The new generative artificial intelligence systems based on large language model are, basically, built on a variation of the old neural networks theory.  So it is completely unsurprising to see one of the big problems that we find with generative artificial intelligence, is that it tends, when we ask it for research, to present complete fictions to us as established fact.  When such a system presents us with a very questionable piece of research, and we ask it to justify the basis of this research, it will sometimes make up entirely fictional citations in order to support the proposal presented.  This has become known as a "hallucination."

Calling these events "hallucinations" is misleading.  Saying "hallucination" gives the impression that we think that there is an error in either perception or understanding.  In actual fact, generative artificial intelligence has no understanding, at all, of what it is telling us.  What is really going on here is that we have built a large language model, by feeding a system that is based on a neural network model a huge amount of text.  We have asked the model to go through the text, find relationships, and build a statistical model of how to generate this kind of text.  Because these systems can be forced to parrot back intellectual property that has been fed into them, in ways that are very problematic in terms of copyright law, we do, fairly often, get a somewhat reasonable, if very pedestrian, correct answer to a question.  But, because of the superstitious learning that has always plagued neural networks, sometimes the systems find relationships that don't really relate to anything.  Buried deep in the hugely complex statistical model that the large language models are built on, are unknown traps that can be sprung by a particular stream of text that we feed into the generative artificial intelligence as a prompt.  So it's not that the genAI is lying to us, because it's only statistically creating a stream of text based on the statistical model that it has built with other text.  It doesn't know what is true, or not true.
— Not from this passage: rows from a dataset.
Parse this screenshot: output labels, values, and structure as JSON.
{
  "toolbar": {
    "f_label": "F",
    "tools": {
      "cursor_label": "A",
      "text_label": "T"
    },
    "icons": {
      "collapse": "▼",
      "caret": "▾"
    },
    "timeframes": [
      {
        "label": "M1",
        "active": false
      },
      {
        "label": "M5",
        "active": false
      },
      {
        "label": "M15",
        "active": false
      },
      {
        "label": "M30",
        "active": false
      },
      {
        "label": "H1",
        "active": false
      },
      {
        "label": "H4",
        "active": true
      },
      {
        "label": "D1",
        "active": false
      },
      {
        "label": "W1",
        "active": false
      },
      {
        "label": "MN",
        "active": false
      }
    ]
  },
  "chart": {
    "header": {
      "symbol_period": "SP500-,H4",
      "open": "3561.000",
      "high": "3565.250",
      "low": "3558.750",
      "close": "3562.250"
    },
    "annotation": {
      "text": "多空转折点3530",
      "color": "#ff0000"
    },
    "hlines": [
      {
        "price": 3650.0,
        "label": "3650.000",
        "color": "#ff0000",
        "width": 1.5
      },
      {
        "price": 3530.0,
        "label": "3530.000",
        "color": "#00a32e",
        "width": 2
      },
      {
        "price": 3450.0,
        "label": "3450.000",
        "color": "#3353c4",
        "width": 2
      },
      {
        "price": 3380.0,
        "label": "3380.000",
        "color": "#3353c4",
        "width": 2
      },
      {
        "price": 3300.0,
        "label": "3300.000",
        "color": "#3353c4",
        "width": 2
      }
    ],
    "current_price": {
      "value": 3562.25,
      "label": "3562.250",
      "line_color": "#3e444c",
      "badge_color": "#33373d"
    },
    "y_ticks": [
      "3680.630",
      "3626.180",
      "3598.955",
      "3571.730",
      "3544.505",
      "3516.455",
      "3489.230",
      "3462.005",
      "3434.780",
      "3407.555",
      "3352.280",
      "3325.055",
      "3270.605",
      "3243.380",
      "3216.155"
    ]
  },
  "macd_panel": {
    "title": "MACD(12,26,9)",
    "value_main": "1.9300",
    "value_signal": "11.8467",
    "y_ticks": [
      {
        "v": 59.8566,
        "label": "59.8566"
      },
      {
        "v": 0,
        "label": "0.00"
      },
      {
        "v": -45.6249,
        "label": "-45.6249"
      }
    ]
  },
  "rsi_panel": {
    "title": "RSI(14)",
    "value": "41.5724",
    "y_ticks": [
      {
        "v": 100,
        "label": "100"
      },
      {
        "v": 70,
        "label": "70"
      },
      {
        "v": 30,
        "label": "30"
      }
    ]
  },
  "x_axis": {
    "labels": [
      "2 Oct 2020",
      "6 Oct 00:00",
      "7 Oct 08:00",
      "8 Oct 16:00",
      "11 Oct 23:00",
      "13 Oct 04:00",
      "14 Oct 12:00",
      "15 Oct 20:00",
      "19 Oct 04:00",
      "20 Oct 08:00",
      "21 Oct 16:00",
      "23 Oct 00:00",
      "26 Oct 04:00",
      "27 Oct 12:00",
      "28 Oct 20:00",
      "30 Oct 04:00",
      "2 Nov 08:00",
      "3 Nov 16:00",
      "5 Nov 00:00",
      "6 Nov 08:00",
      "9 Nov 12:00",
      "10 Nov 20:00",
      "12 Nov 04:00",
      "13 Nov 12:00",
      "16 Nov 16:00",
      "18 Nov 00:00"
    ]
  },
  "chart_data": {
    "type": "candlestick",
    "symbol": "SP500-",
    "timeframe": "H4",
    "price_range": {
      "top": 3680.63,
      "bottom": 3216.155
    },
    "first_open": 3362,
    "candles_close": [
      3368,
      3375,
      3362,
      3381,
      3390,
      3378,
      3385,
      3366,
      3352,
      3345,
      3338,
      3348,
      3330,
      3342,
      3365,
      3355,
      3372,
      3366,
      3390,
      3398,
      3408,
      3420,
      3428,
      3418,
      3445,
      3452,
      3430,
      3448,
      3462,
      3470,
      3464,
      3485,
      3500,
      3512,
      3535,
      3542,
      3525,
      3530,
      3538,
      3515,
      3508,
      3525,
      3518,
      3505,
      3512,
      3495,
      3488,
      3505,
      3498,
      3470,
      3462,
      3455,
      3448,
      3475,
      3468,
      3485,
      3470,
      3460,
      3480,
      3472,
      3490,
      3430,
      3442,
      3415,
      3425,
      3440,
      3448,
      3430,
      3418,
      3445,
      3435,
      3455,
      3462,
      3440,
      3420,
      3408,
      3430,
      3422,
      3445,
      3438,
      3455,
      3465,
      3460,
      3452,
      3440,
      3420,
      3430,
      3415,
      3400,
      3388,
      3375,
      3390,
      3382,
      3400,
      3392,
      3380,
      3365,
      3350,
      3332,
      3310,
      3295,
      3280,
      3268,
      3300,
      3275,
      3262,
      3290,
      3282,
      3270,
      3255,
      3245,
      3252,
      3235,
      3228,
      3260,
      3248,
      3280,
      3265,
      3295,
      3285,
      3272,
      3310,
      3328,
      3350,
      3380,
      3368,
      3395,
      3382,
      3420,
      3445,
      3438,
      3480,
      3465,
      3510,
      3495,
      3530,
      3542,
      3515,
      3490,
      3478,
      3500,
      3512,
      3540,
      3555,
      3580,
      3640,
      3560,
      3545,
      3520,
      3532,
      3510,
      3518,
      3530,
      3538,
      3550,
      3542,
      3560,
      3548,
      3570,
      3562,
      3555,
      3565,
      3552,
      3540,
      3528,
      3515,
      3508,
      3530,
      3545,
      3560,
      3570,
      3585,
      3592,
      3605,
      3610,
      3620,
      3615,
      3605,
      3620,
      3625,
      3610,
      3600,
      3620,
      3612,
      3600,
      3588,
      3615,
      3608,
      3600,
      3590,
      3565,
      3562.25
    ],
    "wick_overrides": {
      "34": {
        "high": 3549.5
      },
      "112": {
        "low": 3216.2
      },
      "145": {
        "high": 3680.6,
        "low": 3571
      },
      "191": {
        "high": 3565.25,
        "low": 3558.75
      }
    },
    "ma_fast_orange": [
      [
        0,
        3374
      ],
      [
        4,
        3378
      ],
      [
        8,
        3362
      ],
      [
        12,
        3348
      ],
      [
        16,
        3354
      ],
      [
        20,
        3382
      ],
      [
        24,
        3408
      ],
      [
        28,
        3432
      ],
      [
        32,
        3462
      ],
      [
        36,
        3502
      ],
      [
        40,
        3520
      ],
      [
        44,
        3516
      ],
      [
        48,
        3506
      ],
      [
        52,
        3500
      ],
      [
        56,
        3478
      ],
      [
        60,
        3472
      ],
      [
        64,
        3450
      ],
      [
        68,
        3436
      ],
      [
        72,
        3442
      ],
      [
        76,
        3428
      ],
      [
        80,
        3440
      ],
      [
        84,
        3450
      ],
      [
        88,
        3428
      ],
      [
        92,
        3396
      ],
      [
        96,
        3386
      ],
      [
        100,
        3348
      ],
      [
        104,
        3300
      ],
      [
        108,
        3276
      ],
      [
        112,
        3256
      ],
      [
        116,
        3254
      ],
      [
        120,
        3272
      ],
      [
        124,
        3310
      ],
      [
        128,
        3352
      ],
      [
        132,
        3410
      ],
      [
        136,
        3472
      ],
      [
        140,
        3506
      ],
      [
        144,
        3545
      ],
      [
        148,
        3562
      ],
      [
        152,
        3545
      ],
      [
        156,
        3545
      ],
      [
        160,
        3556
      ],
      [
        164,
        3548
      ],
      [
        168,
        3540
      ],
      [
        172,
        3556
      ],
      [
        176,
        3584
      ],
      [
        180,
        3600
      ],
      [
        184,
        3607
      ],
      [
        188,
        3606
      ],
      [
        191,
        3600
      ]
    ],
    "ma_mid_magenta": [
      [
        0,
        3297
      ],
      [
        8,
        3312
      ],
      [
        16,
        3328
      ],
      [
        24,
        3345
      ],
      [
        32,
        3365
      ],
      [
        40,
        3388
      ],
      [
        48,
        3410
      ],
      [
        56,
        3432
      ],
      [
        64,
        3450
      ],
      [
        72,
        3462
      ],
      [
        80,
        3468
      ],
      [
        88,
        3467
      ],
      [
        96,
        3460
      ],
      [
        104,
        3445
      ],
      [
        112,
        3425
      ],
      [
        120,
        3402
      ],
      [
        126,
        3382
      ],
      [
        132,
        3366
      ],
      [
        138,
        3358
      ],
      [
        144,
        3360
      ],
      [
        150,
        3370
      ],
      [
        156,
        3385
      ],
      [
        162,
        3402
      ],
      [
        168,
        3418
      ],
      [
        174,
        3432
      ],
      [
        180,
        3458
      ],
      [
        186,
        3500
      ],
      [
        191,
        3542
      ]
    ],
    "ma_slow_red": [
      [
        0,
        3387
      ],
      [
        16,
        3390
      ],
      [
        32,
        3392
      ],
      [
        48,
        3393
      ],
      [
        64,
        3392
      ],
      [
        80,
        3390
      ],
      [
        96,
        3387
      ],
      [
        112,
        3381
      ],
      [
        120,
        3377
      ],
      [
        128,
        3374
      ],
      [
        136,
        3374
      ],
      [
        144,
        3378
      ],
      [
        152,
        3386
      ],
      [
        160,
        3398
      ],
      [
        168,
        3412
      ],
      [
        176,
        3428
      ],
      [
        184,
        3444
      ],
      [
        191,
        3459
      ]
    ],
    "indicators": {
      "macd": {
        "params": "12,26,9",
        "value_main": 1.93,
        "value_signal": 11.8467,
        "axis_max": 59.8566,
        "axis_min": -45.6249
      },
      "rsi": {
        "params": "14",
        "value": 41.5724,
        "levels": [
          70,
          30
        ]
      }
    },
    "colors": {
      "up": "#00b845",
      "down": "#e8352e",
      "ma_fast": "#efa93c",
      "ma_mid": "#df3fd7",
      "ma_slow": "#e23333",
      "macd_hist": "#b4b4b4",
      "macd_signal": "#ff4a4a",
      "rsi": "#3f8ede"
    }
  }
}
There is a joke, in the information technology industry, that asks what is the difference between a used car salesman, and a computer salesman.  The answer is that he used car salesman knows when he is lying to you.  The implication of course (and, in my five decades of working in the field I have found it is very true), is that computer salesman really don't know anything about the products that they are selling.  They really don't know when they are lying to you.  Generative artificial intelligence is basically the same.